Helland confirms the same in an e-mail to Nettavisen. He writes that from day one they have communicated that the intention is a merger between DNB and Sbanken. According to Helland, the offer from DNB includes the right to complete the transaction with more than two-thirds approval, which is what a merger requires.
DNB extended the acceptance deadline to 7 June and can extend it by another month to get enough support. As far as Nettavisen understands, there are a number of funds on the fence, because a cash settlement will only give them money in several months.
The market value of DNB on Tuesday afternoon was NOK 282.3 billion. This is 25.4 times more than the value of the bid on Sbanken at NOK 11.1 billion. Simply put, Sbanken’s shareholders will receive a meager 4 per cent of DNB’s values through a merger.
Read also: Finance expert harasses with DNB: – Appears as the banking world’s Egon Restaurant
More sugar, please
An alternative to reaching out to DNB is to sweeten the bid. Analyst Jan Erik Gjerland in ABG Sundal Collier says Finansavisen that the bid must be raised significantly for DNB to succeed.
Gjerland believes an acquisition will entail synergies for DNB of just over NOK 3 billion.
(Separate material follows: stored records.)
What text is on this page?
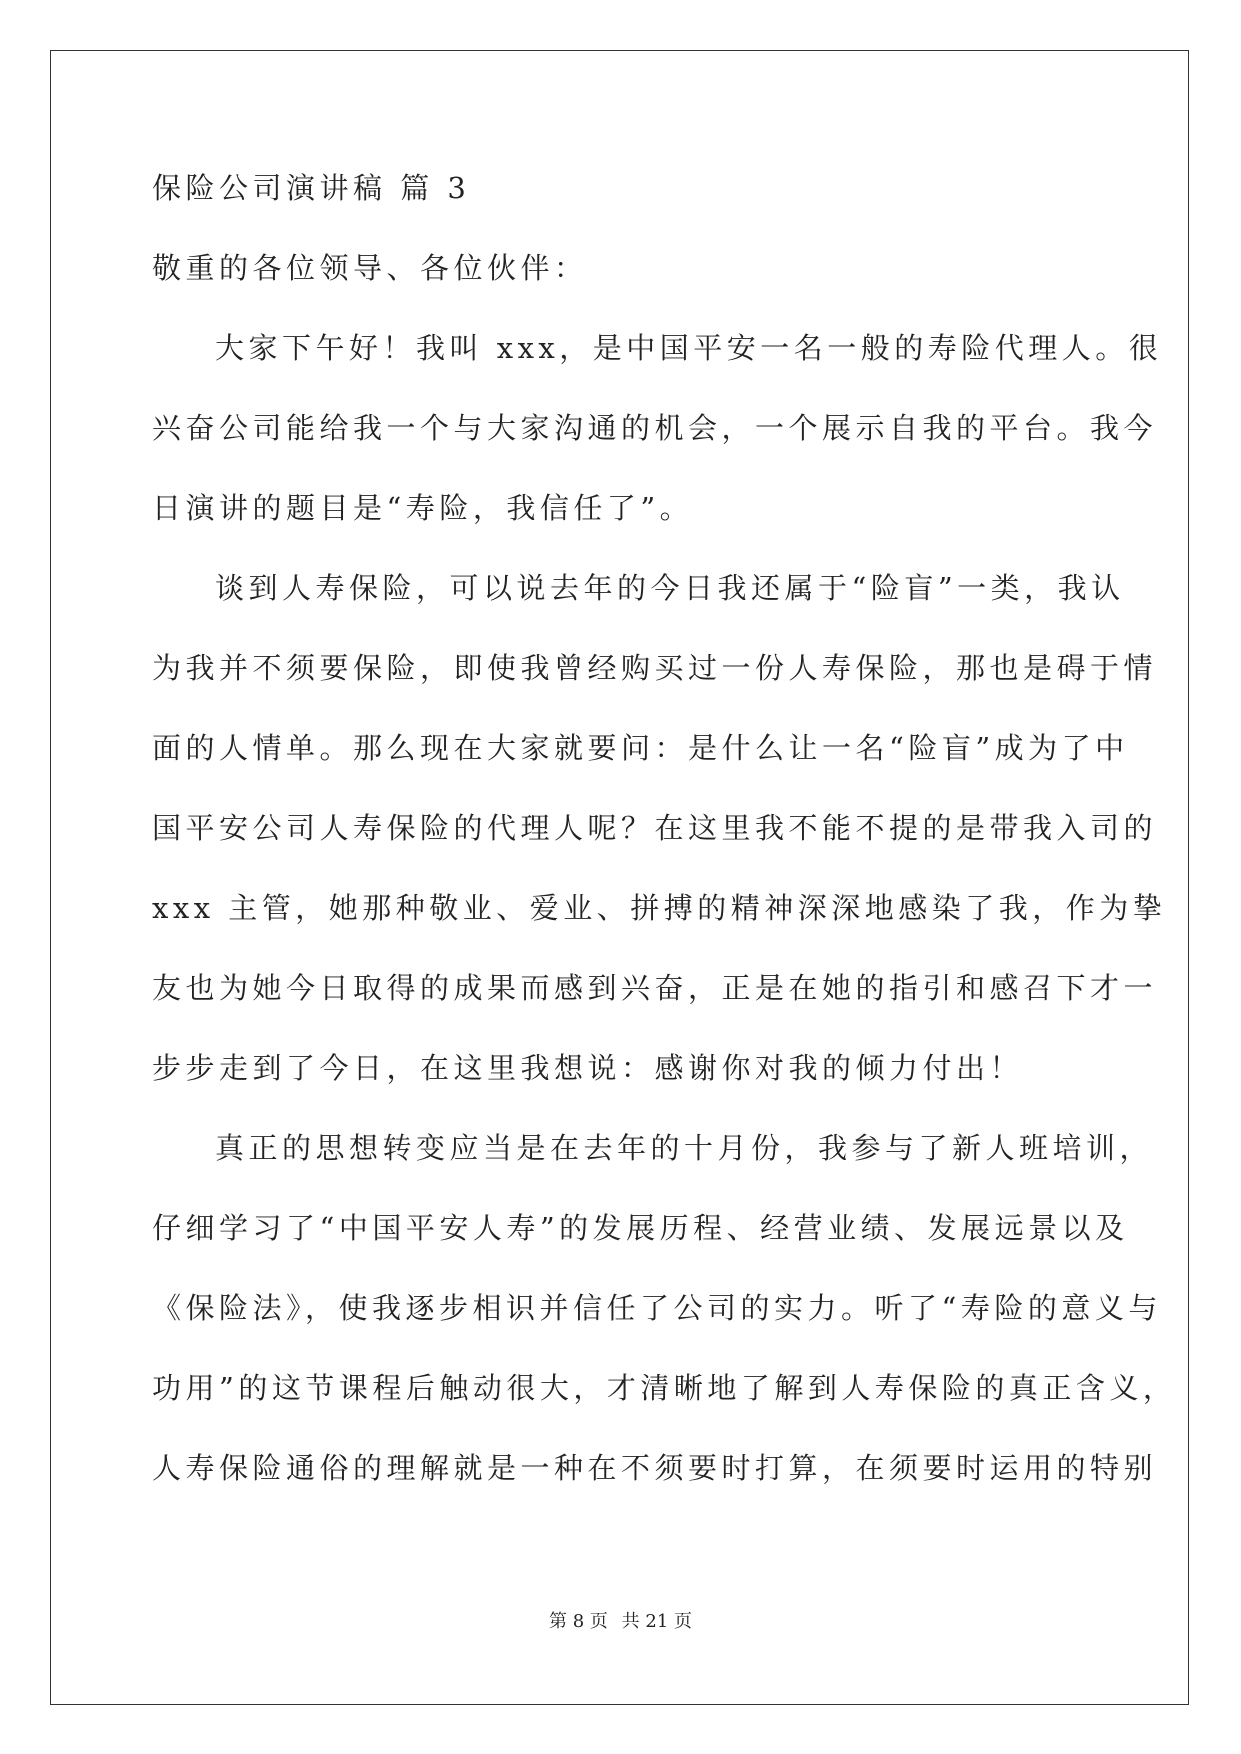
保险公司演讲稿 篇 3
敬重的各位领导、各位伙伴：
大家下午好！我叫 xxx，是中国平安一名一般的寿险代理人。很
兴奋公司能给我一个与大家沟通的机会，一个展示自我的平台。我今
日演讲的题目是“寿险，我信任了”。
谈到人寿保险，可以说去年的今日我还属于“险盲”一类，我认
为我并不须要保险，即使我曾经购买过一份人寿保险，那也是碍于情
面的人情单。那么现在大家就要问：是什么让一名“险盲”成为了中
国平安公司人寿保险的代理人呢？在这里我不能不提的是带我入司的
xxx 主管，她那种敬业、爱业、拼搏的精神深深地感染了我，作为挚
友也为她今日取得的成果而感到兴奋，正是在她的指引和感召下才一
步步走到了今日，在这里我想说：感谢你对我的倾力付出！
真正的思想转变应当是在去年的十月份，我参与了新人班培训，
仔细学习了“中国平安人寿”的发展历程、经营业绩、发展远景以及
《保险法》，使我逐步相识并信任了公司的实力。听了“寿险的意义与
功用”的这节课程后触动很大，才清晰地了解到人寿保险的真正含义，
人寿保险通俗的理解就是一种在不须要时打算，在须要时运用的特别
第 8 页 共 21 页
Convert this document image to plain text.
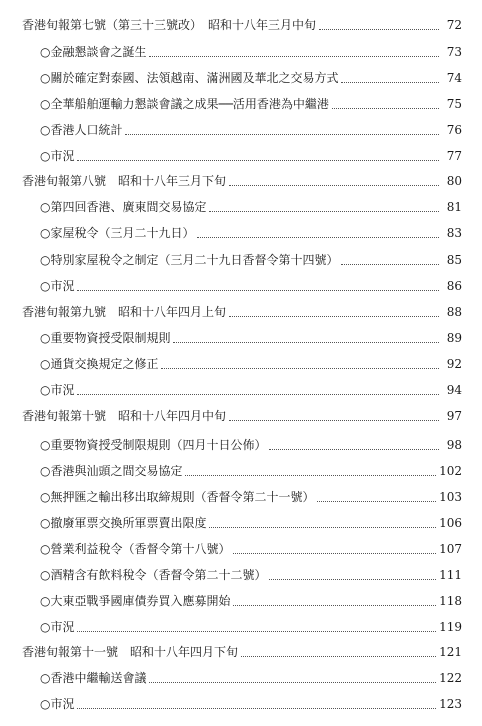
香港旬報第七號（第三十三號改）　昭和十八年三月中旬	72
○金融懇談會之誕生	73
○關於確定對泰國、法領越南、滿洲國及華北之交易方式	74
○全華船舶運輸力懇談會議之成果──活用香港為中繼港	75
○香港人口統計	76
○市況	77
香港旬報第八號　昭和十八年三月下旬	80
○第四回香港、廣東間交易協定	81
○家屋稅令（三月二十九日）	83
○特別家屋稅令之制定（三月二十九日香督令第十四號）	85
○市況	86
香港旬報第九號　昭和十八年四月上旬	88
○重要物資授受限制規則	89
○通貨交換規定之修正	92
○市況	94
香港旬報第十號　昭和十八年四月中旬	97
○重要物資授受制限規則（四月十日公佈）	98
○香港與汕頭之間交易協定	102
○無押匯之輸出移出取締規則（香督令第二十一號）	103
○撤廢軍票交換所軍票賣出限度	106
○營業利益稅令（香督令第十八號）	107
○酒精含有飲料稅令（香督令第二十二號）	111
○大東亞戰爭國庫債券買入應募開始	118
○市況	119
香港旬報第十一號　昭和十八年四月下旬	121
○香港中繼輸送會議	122
○市況	123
These are synergies that must be distributed between buyer and seller for DNB to reach the dream limit of 90 percent.
– I think DNB must reach out to give away half of these synergies, and in my calculation, Sbanken will then set the price up to 119 kroner. I do not think DNB will come up with a bid that is higher than this, but I think somewhere between today’s bid price and 119 kroner is where we will end up, Gjerland says to Finansavisen.
The price on Sbanken on Thursday morning is NOK 102.80, which it has done for a couple of days (see the graph below).